SREs need to understand how to provision and manage infrastructure to support the applications they work with, Henry says. “Health Maps is a great way for them to get that insight. It’s about having this combined view of application health and infrastructure health.”
New Relic Insights, meanwhile, is becoming a go-to analytics tool for SREs, Henry says. In addition to helping build reliability into development practices, putting out fires is also part of the SRE job. Nothing is failsafe, but having real-time analytics data can help solve issues quickly and minimize their impacts.
Insights can be particularly useful to SREs in two ways. First, New Relic Query Language (NRQL) enables New Relic customers to create ad-hoc queries to hone in on specific aspects of a problem. Aggregate or higher-level metrics might tell you what the problem is, but not always why it exists. NRQL enables SREs and other operations pros to triangulate the “why” of a particular issue with raw event data.
New Relic Insights also helps SREs create and monitor custom data sets. For example, if an SRE is unable to put a New Relic agent on a particular type of host, they can still ingest logs from that host into Insights and build alerts off that data for ad-hoc analysis or other uses.

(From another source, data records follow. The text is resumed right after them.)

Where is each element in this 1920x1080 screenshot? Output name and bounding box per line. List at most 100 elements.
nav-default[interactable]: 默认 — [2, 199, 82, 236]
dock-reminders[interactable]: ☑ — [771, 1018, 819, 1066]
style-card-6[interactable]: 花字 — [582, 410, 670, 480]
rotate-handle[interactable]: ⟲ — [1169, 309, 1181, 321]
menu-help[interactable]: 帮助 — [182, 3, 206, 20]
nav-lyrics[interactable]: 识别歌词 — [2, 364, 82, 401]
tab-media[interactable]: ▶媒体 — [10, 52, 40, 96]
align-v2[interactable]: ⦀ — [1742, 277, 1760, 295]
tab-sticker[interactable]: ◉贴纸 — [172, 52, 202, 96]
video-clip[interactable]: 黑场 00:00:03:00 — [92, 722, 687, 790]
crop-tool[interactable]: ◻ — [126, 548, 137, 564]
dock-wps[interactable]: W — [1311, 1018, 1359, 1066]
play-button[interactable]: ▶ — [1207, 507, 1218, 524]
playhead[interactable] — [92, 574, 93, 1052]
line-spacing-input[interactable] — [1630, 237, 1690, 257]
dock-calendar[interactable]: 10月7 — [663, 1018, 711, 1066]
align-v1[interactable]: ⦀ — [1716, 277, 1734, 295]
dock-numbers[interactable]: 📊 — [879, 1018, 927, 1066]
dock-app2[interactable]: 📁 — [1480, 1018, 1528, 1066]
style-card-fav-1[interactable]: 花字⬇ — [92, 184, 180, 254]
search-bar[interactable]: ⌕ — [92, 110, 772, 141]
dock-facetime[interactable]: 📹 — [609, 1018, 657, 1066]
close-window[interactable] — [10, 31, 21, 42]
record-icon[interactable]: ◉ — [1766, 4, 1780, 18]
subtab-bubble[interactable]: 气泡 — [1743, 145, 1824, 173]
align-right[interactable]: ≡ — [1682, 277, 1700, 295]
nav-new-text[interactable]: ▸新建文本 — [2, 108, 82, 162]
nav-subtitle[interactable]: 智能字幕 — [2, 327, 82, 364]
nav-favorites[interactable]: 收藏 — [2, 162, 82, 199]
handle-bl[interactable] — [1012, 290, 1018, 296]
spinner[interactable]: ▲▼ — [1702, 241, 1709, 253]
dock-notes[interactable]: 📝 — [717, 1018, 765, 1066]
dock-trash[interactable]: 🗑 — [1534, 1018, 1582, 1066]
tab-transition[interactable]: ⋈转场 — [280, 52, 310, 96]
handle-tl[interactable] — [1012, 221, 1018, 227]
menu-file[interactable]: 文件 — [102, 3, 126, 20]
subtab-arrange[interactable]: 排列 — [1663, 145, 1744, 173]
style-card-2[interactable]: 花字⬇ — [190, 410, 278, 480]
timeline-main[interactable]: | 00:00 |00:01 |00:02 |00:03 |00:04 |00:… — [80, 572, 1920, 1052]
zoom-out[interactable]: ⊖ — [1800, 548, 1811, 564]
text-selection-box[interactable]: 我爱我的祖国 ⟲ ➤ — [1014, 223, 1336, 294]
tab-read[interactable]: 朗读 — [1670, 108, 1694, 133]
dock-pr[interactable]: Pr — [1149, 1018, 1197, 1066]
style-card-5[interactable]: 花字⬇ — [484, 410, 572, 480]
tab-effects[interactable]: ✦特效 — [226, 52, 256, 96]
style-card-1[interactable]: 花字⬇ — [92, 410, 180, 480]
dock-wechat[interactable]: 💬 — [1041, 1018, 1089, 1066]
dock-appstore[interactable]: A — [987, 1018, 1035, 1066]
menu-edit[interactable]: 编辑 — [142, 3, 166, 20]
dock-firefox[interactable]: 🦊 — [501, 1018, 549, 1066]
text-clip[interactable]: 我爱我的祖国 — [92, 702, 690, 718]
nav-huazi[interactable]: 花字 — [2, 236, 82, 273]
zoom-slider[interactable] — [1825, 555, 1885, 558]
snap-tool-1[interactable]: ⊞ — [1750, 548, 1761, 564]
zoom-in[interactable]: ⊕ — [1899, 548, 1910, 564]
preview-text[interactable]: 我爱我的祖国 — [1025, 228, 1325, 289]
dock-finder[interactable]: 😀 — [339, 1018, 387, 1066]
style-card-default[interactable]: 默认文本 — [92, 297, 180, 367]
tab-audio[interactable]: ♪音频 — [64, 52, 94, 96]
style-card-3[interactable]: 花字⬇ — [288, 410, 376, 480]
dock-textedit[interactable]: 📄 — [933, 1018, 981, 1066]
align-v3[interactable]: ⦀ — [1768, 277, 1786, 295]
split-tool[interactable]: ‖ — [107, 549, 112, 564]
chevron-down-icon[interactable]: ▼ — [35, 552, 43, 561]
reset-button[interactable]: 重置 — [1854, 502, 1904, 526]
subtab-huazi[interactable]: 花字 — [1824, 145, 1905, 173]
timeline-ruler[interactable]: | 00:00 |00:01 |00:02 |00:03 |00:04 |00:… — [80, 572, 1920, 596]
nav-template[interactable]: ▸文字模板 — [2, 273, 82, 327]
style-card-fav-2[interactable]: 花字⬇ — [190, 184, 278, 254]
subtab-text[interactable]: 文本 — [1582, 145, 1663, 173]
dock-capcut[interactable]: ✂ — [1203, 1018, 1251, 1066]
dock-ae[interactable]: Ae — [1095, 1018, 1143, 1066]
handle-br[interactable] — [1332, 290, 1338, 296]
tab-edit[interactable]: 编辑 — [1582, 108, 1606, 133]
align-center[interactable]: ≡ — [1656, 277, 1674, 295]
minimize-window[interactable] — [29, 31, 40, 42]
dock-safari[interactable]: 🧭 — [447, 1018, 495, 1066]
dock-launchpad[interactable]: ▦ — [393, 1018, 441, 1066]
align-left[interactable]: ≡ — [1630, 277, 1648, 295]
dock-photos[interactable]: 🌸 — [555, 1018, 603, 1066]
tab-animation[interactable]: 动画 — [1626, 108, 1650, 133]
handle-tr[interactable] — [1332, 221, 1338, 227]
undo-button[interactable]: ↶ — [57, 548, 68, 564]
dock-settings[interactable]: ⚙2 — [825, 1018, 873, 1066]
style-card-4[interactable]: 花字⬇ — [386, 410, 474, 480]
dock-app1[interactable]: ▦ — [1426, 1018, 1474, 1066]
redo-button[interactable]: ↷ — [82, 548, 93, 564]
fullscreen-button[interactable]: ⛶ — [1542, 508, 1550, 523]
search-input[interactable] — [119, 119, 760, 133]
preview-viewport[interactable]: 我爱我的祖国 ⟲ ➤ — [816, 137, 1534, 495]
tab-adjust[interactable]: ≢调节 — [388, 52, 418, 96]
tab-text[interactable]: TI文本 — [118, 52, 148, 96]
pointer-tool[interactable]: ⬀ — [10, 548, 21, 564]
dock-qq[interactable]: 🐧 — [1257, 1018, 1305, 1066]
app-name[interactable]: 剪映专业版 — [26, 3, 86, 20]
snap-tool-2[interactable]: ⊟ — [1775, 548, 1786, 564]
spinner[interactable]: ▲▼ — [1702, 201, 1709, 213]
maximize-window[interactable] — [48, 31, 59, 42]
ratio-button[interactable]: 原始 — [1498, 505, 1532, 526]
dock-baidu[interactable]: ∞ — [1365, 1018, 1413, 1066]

For the SRE, nothing is written in stone
Many companies are working to define their expectations for the SRE role, and the SRE toolchain, like the role itself, continues to evolve. The tools SREs use at any given time will depend on where an organization is at in their SRE journey. Less mature organizations will tend to use more specialized operations tools while more mature organizations will see more convergence between SRE and software engineering toolchains. So while it’s certain that there’s no “one-size-fits-all” set of tools, SREs will experiment with and adapt the right tools as they seek new, efficient ways to bring greater reliability to everything they do.